No, Panie Profesorze, Pan to ma parę!
Już całkiem przedsennie (komp działa!): czytaj, proszę :-)
Z pamięci: tam stoi TAKŻE, że ów dysk, od statku pędzącego z prędkością prawie 300 000 km/s oddalony o zaledwie kilka mil, rozwalał się w drebiezgi wskutek zderzenia z (teraz już sięgnę do oryginału; Ty nie masz litości dla starca...) garścią kosmicznego pyłu, potem ze szczyptą meteorytowego czy kosmicznego pyłu...
(Czysto intuicyjnie) uważam, że byłaby to katastrofa = kres "Hermesa".
Oczywiście, trzeba by to policzyć. Oszacować masę tej szczypty i garści. Oraz fizyczne skutki takiego zderzenia.

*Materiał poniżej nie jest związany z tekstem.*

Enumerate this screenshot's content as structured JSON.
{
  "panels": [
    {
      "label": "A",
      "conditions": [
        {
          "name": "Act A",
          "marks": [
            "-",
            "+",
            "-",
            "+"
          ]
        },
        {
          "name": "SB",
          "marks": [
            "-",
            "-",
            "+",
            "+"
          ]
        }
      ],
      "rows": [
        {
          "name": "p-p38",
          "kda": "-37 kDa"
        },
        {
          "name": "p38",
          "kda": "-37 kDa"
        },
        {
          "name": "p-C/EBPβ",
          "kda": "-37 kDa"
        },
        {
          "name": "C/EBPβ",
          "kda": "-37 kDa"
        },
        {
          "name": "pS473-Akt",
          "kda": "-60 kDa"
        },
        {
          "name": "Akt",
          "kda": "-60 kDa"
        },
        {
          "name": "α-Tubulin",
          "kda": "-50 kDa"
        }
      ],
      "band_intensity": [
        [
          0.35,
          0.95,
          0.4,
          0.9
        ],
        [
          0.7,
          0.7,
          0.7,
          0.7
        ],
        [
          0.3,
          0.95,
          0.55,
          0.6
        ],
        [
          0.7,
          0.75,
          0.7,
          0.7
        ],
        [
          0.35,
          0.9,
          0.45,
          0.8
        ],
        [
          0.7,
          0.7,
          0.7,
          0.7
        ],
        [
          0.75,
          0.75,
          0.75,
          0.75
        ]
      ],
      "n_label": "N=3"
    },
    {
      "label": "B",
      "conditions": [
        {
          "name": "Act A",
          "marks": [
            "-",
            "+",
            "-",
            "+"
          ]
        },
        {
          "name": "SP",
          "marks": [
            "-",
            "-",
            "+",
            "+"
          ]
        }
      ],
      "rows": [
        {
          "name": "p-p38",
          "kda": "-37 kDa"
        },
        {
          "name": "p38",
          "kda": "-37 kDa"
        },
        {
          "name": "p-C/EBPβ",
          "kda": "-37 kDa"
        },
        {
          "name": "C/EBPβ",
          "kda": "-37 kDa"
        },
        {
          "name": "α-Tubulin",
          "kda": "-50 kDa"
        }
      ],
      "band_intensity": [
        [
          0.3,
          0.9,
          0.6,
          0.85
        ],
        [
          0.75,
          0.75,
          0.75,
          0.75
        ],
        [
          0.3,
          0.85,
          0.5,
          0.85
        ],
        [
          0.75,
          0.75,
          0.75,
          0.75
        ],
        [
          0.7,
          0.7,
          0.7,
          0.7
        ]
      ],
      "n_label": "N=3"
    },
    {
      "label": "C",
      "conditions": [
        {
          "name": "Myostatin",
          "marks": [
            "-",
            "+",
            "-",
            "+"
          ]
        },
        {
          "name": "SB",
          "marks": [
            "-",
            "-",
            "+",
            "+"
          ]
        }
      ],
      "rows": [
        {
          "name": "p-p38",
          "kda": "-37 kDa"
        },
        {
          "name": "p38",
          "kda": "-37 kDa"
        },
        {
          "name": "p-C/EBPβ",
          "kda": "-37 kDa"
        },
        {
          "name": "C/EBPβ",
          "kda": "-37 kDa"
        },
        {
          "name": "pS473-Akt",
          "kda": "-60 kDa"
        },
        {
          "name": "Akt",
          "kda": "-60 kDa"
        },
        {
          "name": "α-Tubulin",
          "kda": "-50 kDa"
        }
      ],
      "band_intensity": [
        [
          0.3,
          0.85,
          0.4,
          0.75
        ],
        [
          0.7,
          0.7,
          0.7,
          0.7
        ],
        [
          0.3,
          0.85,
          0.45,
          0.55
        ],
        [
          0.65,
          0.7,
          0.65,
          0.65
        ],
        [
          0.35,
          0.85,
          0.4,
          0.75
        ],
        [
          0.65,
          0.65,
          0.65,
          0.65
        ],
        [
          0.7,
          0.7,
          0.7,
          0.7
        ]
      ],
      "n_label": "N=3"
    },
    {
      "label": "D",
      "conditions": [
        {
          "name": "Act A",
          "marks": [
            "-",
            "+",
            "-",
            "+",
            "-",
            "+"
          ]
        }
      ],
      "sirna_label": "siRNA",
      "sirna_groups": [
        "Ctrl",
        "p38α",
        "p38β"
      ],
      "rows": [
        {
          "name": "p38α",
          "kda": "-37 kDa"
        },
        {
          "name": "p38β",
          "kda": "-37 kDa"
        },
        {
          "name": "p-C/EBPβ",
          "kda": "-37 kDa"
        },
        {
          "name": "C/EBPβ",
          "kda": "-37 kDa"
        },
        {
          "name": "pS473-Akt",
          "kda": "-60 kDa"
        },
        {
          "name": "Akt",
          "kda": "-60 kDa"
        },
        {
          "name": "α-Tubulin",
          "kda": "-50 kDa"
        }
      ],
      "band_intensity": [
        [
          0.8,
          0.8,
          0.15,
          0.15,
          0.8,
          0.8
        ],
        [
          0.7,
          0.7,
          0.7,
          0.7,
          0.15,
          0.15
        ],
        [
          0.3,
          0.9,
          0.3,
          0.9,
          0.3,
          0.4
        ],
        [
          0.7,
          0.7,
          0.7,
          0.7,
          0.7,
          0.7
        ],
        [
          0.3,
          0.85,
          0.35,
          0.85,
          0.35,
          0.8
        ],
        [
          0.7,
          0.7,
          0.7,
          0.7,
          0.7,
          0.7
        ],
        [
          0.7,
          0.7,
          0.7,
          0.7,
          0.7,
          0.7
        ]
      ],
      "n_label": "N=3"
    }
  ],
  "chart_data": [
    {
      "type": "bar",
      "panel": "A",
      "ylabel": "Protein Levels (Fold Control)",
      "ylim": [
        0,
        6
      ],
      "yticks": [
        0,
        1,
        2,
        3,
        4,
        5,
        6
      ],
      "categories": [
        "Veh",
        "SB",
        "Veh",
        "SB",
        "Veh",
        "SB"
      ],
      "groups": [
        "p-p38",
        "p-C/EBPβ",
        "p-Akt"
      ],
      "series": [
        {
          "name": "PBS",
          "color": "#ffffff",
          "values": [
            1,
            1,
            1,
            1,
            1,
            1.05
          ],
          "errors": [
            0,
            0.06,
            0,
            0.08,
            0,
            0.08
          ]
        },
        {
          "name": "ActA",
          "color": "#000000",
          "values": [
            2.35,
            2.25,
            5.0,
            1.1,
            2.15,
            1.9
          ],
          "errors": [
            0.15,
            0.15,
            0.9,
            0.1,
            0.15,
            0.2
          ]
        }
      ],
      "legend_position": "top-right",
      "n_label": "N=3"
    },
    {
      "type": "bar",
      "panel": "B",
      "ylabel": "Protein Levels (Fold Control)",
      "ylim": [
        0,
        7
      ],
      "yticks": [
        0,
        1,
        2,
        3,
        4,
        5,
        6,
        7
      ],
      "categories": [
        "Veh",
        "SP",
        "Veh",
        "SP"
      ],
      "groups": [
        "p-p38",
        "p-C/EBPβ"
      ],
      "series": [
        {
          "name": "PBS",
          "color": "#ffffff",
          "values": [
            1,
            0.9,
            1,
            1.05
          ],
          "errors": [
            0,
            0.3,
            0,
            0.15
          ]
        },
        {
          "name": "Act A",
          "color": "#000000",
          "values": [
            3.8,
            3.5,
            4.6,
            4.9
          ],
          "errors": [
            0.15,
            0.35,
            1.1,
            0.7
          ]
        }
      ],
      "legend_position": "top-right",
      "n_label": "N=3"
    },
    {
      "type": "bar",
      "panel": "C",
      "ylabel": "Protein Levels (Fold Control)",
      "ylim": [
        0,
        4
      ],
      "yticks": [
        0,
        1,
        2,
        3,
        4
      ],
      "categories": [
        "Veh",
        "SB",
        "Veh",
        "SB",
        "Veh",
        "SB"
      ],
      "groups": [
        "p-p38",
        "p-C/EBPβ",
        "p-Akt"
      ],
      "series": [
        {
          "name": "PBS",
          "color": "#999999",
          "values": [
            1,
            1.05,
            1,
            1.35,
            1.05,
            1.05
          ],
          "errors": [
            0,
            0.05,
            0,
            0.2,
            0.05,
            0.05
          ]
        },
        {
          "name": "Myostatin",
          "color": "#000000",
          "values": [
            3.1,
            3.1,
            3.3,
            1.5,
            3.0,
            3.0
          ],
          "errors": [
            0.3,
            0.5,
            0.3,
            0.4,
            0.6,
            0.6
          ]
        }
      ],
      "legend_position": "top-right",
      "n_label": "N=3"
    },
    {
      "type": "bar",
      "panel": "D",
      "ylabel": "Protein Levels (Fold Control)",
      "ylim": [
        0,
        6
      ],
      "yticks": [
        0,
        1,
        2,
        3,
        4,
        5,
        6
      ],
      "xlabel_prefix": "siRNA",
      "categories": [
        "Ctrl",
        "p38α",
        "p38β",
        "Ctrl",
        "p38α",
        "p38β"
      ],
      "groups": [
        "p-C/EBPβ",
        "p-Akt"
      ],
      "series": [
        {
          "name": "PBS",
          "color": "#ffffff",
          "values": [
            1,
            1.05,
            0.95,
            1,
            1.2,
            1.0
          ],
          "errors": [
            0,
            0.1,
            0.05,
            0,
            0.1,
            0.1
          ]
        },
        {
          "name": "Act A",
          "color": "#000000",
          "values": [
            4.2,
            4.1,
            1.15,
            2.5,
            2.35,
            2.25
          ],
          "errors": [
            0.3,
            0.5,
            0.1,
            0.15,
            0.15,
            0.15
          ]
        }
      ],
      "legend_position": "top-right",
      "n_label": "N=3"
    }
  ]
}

Pamiętasz może, z jaką prędkością pędziły fragmenty tej komety (Hyakutake?), co się zderzyła z Jowiszem (widziałem to na własne oczy!), i jaka energia była wówczas wyzwalana przy prędkościach, o ile pamiętam, o KILKA RZĘDÓW wielkości mniejszych???
Staszek
Modify (nie mogłem pójść spać): Shoemaker-Levy 9, 1994, marne 60 km/s!!!